Aaditya Shah, an international student in UCD who started the petition, added: “My degree has been totally uprooted since UCD closed it’s [sic] campus and I returned to India. There is a major change in the teaching patterns since then, moving from in-class learning to distance learning.”

Shah continued: “I am living in a different timezone and I have limited access to resources like high speed connectivity, access to hard copy of books from the library, meeting facilities to brainstorm on group tasks.”

“I started the petition because the quality of the education student’s were receiving was not what we signed up for. Many of the international students have taken out loans to pay the hefty fees that UCD charges and are still paying rent in Dublin.”

“Considering the lesser quality of education we are receiving, we are asking UCD to provide compensation for this”, Shah said. 

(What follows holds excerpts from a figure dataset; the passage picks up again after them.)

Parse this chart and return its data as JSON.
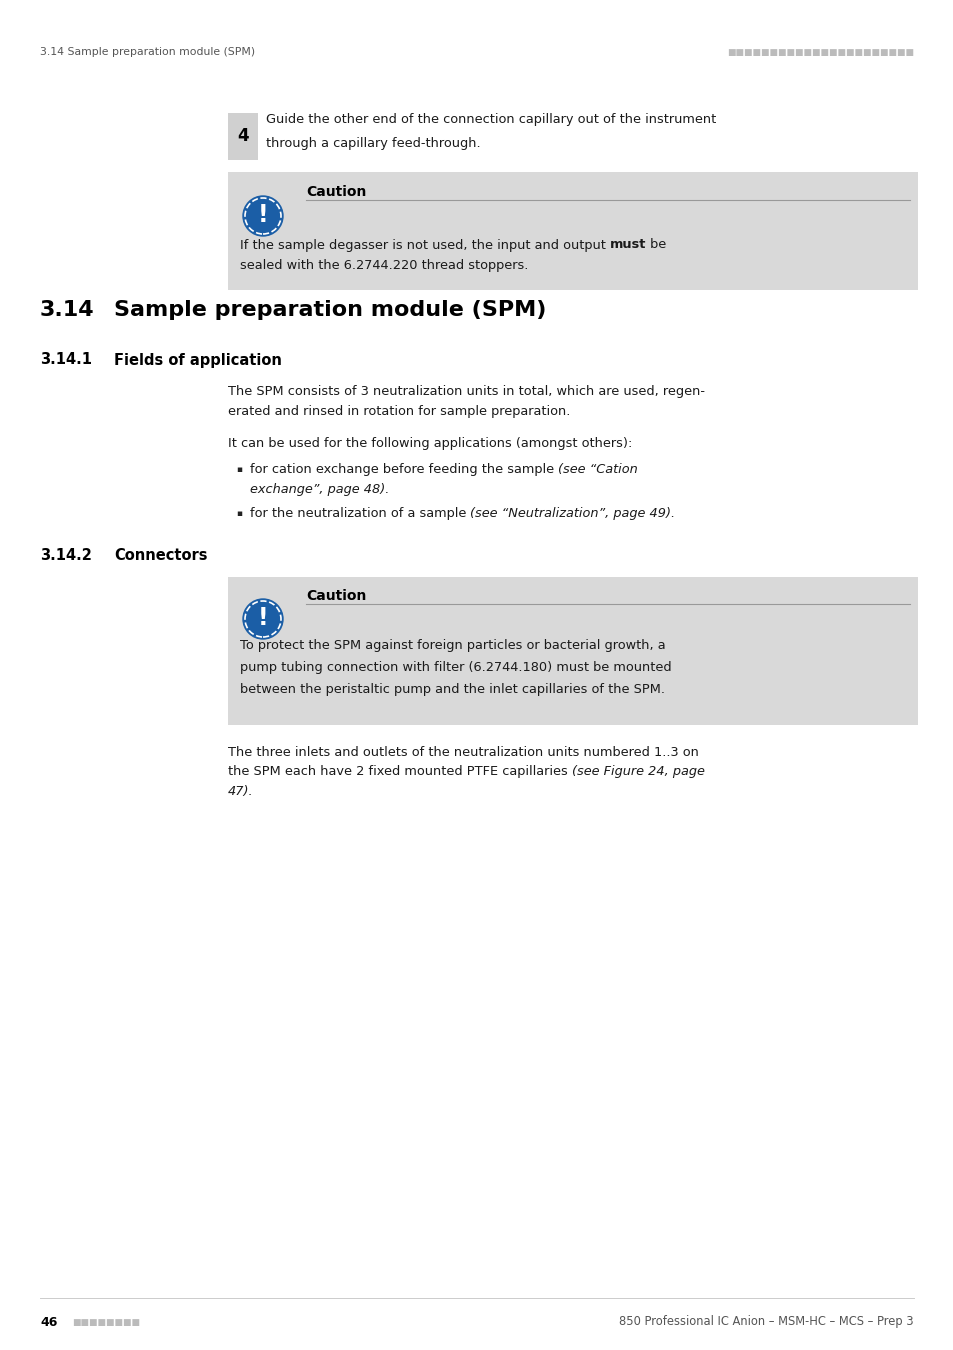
{
  "page_bg": "#ffffff",
  "header_text_left": "3.14 Sample preparation module (SPM)",
  "header_dots": "■■■■■■■■■■■■■■■■■■■■■■",
  "step4_number": "4",
  "step4_text_line1": "Guide the other end of the connection capillary out of the instrument",
  "step4_text_line2": "through a capillary feed-through.",
  "caution1_title": "Caution",
  "caution1_pre_bold": "If the sample degasser is not used, the input and output ",
  "caution1_bold": "must",
  "caution1_post_bold": " be",
  "caution1_line2": "sealed with the 6.2744.220 thread stoppers.",
  "section_num": "3.14",
  "section_title": "Sample preparation module (SPM)",
  "subsection1_num": "3.14.1",
  "subsection1_title": "Fields of application",
  "body1_line1": "The SPM consists of 3 neutralization units in total, which are used, regen-",
  "body1_line2": "erated and rinsed in rotation for sample preparation.",
  "body2_line1": "It can be used for the following applications (amongst others):",
  "bullet1_normal": "for cation exchange before feeding the sample ",
  "bullet1_italic": "(see “Cation",
  "bullet1_italic2": "exchange”, page 48).",
  "bullet2_normal": "for the neutralization of a sample ",
  "bullet2_italic": "(see “Neutralization”, page 49).",
  "subsection2_num": "3.14.2",
  "subsection2_title": "Connectors",
  "caution2_title": "Caution",
  "caution2_line1": "To protect the SPM against foreign particles or bacterial growth, a",
  "caution2_line2": "pump tubing connection with filter (6.2744.180) must be mounted",
  "caution2_line3": "between the peristaltic pump and the inlet capillaries of the SPM.",
  "body3_line1": "The three inlets and outlets of the neutralization units numbered 1..3 on",
  "body3_line2": "the SPM each have 2 fixed mounted PTFE capillaries ",
  "body3_italic": "(see Figure 24, page",
  "body3_line3": "47).",
  "footer_page": "46",
  "footer_dots": "■■■■■■■■",
  "footer_right": "850 Professional IC Anion – MSM-HC – MCS – Prep 3",
  "caution_bg": "#d9d9d9",
  "icon_blue": "#1b5ea6",
  "text_color": "#1a1a1a",
  "gray_text": "#555555",
  "light_gray": "#aaaaaa"
}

Earlier this month, UCD suspended all outbound Erasmus and non-EU college exchanges for the upcoming autumn trimester due to the coronavirus pandemic.

The college became the second Irish university to suspend international exchanges for its students, after the University of Limerick did the same last month. Dublin City University has since made a similar decision. 

In an email to all UCD students who were due to go on an exchange abroad, Dr Douglas Proctor, the director of UCD Global, said: “The University has now taken the difficult decision that it will suspend Erasmus+ and Non-EU Exchange programmes for the Autumn Trimester 2020.”